If you have to produce a report/CSV of data you're storing with Rails, you may eventually be required to create a CSV report of those model attributes in CSV format.
A generic CSV implementation to convert an ActiveRecord model array to CSV may work at first:
require 'fastercsv'
...
def to_csv( records )
csv_string = FasterCSV.generate do |csv|
did_header = false
records.each do |record|
unless did_header
csv << record.attribute_names.collect! {|attr_name| attr_name.titleize}
did_header = true
end
values = []
record.attribute_names.each do |attr_name|
value = record[attr_name]
value = value.join(', ') if value.respond_to?(:join)
value = value.strftime('%Y-%m-%d') if value.respond_to?(:strftime)
values.push value
end
csv << values
end
end
csv_string
end
...
It would be great if something like that would suffice!

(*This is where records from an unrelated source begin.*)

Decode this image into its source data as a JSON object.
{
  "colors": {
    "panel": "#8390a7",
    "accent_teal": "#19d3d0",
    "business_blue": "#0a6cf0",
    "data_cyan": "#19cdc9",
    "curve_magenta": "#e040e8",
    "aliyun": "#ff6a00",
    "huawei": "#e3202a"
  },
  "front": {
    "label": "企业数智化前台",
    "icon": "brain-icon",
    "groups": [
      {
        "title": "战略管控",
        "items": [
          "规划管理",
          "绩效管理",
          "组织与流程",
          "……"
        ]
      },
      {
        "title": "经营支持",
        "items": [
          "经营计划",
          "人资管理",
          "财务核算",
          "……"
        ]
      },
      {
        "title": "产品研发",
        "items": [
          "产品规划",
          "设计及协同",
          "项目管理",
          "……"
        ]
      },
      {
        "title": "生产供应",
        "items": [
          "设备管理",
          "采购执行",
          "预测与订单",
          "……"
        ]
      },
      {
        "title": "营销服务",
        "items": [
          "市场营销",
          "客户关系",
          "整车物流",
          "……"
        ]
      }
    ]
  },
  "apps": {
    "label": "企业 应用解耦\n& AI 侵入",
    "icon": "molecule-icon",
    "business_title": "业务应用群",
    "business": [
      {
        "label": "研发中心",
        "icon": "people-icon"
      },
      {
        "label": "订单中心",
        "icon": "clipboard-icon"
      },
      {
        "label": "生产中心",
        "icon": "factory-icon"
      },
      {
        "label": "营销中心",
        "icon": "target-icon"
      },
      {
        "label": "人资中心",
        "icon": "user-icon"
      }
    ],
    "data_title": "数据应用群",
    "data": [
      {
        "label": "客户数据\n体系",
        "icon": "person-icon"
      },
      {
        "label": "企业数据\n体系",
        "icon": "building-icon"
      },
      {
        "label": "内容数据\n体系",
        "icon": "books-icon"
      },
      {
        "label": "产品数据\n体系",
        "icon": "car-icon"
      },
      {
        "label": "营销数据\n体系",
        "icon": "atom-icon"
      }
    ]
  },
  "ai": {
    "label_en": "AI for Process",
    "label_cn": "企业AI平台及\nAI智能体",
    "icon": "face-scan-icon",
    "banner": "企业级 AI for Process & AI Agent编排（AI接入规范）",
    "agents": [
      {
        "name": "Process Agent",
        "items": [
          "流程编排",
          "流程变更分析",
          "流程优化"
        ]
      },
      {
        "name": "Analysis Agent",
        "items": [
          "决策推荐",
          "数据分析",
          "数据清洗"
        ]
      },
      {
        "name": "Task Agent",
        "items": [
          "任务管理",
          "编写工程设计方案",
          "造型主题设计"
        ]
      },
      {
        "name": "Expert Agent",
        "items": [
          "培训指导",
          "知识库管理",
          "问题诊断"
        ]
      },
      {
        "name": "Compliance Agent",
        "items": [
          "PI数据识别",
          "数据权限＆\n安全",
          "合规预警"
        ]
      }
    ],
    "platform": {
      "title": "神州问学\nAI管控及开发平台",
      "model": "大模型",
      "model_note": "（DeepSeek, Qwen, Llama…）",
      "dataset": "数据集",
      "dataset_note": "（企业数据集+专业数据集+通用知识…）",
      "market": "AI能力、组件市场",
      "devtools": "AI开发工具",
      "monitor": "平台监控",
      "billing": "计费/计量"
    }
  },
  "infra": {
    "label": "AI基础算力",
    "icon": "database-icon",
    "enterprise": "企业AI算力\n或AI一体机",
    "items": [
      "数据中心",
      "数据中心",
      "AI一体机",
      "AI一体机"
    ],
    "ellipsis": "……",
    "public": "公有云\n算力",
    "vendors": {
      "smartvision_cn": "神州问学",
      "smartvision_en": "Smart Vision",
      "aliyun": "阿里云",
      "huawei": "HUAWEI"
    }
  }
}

But eventually, they may ask for something like the report columns being in the order they were gathered in and to include additional fields, etc. At this point, you may end up defining all of the fields (and possibly their headers) in arrays in one of your classes. Then you end up with something similar to:
require 'fastercsv'
...
def to_csv( records )
csv_string = FasterCSV.generate do |csv|
csv << SomeModel.csv_headers
records.each do |record|
csv << record.csv_data
end
end
csv_string
end
...
And in the Model you may have something like:
def self.csv_headers
[
"Name",
"Date",
"Favorite Albums"
]
end
def csv_data
[
self.some_associated_model.try(:display_name),
self.some_date.try(:strftime, '%m-%d-%Y'),
self.some_array.try(:join, ', ')
]
end
Of course, you are probably going to be doing quite a bit of copying and pasting at this point, which is prone to error. I find it helpful to clean up the datasets using find/replace in a text editor and then compare side-by-side in Excel or a similar spreadsheet utility (sort by name on each column individually just to make sure you didn't miss any fields, etc.). If you have regexp functionality in an editor like TextMate, use it. It is a great time to hone your RegEx skills. For example, to convert some_attribute_name to "Some Attribute Name" may partially involve capitalizing each word after the other substitutions, which you can do via a find:
(\w+)
and replace with:
\u$1
then check "Regular Expression", then do Replace and Find until you have converted the set of labels. Then go back and make corrections (like changing "Us" to "US" and "By" to "by", etc.).